President Venetiaan does not have the necessary majority to be re-elected
With most of the votes counted, President Ronald Venetiaan's New Front (NF) coalition has most MPs with 23.
The main opposition group, the National Democratic Party (NDP), led by former military ruler Desi Bouterse, obtained 15 seats, doubling its representation.
Tough negotiations are expected as the NF tries to find the two-thirds majority needed to elect a president.
Mr Venetiaan's four-party coalition is likely to seek alliances with smaller parties, including the A-Combination - representing descendents of former slaves - and the People's Alliance for Progress.
Justice Minister Siegfried Gilds, whose NF lost nine seats in the election, told local radio: "We really believed we would get more seats.
"But we have to accept the voters' decision and examine the possibilities to carry on in the interests of the nation."
The US and the Netherlands have warned they would have difficulty maintaining normal relations with the country if Mr Bouterse were elected president.

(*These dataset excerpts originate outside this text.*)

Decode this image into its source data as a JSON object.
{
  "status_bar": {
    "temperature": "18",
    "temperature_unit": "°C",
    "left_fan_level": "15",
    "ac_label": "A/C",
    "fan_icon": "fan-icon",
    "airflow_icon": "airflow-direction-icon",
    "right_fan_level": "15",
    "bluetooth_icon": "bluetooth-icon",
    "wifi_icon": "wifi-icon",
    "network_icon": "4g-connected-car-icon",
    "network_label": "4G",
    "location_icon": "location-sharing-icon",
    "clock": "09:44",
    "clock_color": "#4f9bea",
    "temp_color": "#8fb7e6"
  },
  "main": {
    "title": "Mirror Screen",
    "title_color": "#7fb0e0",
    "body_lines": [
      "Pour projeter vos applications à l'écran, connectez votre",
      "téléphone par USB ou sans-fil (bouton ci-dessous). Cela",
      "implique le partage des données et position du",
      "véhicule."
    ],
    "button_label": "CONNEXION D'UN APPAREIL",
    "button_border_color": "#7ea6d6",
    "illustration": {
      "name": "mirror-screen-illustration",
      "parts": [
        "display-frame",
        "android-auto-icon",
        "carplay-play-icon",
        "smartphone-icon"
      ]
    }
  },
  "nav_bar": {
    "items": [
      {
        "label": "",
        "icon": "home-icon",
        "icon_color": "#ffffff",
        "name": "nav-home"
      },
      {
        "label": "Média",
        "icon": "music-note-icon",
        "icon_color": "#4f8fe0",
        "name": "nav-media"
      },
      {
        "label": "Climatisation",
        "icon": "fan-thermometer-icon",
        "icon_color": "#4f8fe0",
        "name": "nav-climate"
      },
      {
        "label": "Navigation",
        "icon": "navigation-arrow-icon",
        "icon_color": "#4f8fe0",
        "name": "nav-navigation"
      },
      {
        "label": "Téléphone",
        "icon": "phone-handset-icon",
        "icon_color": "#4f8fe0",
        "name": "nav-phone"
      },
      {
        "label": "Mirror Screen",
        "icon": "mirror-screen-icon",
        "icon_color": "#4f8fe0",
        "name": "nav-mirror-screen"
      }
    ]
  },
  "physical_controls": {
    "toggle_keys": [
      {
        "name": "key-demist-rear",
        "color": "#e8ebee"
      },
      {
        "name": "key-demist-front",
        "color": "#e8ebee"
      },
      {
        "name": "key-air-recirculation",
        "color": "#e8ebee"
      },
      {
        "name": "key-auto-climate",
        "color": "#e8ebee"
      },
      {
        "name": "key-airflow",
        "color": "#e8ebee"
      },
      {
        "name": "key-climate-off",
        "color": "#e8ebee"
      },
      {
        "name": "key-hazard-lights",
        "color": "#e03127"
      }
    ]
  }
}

He was convicted in his absence by a Dutch court of involvement in the cocaine trade - charges which he has denied.
Mr Bouterse, who ruled the country between 1980 and 1987, is also accused of having 15 government opponents murdered in 1982.
He returned to power briefly between 1990 and 1991.
Parliament will have two months to elect a president once the official results of the general election are published.
Observers from the Organisation of American States (OAS) said the elections were peaceful and orderly.